PublicAPI (beta): This API is in beta and may change before becoming stable.

PyTorch Training Function Utilities

train.torch.prepare_model

ray.train.torch.prepare_model(model: <Mock name='mock.nn.Module' id='139804337267920'>, move_to_device: bool = True, wrap_ddp: bool = True, ddp_kwargs: Optional[Dict[str, Any]] = None) → <Mock name=’mock.nn.Module’ id=’139804337267920’>[source]

Prepares the model for distributed execution.

This allows you to use the same exact code regardless of number of workers or the device type being used (CPU, GPU).

Parameters
  • model (torch.nn.Module) – A torch model to prepare.

  • move_to_device (bool) – Whether to move the model to the correct device.
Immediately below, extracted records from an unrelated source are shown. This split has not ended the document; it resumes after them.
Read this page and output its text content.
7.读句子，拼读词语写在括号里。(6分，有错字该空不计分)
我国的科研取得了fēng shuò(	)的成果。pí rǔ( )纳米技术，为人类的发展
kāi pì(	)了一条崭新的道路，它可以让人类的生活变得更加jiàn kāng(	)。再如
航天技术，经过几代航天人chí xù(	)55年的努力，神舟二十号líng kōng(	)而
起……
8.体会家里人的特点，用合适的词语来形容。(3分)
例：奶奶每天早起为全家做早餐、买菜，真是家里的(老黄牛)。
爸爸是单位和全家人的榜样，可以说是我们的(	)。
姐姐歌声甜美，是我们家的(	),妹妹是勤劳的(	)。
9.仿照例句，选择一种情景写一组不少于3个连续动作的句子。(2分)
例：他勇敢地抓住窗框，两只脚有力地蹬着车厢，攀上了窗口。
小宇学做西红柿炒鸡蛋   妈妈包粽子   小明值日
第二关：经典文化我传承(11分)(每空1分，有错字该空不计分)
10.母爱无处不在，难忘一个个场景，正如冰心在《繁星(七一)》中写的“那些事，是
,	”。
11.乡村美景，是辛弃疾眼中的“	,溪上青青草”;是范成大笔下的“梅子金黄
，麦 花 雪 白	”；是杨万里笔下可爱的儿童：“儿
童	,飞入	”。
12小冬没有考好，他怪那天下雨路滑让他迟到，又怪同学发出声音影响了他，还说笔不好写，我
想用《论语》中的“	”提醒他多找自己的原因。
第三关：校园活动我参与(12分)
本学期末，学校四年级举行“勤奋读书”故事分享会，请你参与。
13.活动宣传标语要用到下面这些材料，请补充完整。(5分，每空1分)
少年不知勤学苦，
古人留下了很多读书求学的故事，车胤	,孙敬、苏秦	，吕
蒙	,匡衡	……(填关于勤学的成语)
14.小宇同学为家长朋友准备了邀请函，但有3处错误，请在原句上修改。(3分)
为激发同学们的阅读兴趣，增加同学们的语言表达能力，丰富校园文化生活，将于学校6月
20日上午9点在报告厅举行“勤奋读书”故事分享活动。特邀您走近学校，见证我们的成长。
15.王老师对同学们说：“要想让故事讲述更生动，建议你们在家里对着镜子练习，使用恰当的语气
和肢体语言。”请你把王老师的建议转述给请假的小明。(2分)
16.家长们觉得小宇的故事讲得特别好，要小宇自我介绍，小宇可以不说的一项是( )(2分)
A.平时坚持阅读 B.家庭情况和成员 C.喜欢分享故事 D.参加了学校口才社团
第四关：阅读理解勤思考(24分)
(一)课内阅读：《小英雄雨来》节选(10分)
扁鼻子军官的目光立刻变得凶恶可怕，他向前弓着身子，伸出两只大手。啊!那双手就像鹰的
If set to False, the model needs to manually be moved to the correct device.

  • wrap_ddp (bool) – Whether to wrap models in DistributedDataParallel.

  • ddp_kwargs (Dict[str, Any]) – Args to pass into DistributedDataParallel initialization if wrap_ddp is set to True.

PublicAPI (beta): This API is in beta and may change before becoming stable.

train.torch.prepare_data_loader

ray.train.torch.prepare_data_loader(data_loader: <Mock name='mock.utils.data.DataLoader' id='139804337268432'>, add_dist_sampler: bool = True, move_to_device: bool = True) → <Mock name=’mock.utils.data.DataLoader’ id=’139804337268432’>[source]

Prepares DataLoader for distributed execution.

This allows you to use the same exact code regardless of number of workers or the device type being used (CPU, GPU).

Parameters
  • data_loader (torch.utils.data.DataLoader) – The DataLoader to prepare.

  • add_dist_sampler (bool) – Whether to add a DistributedSampler to the provided DataLoader.

  • move_to_device (bool) – If set, automatically move the data returned by the data loader to the correct device.

PublicAPI (beta): This API is in beta and may change before becoming stable.

train.torch.get_device

ray.train.torch.get_device() → <Mock name=’mock.device’ id=’139805033204688’>[source]

Gets the correct torch device to use for training.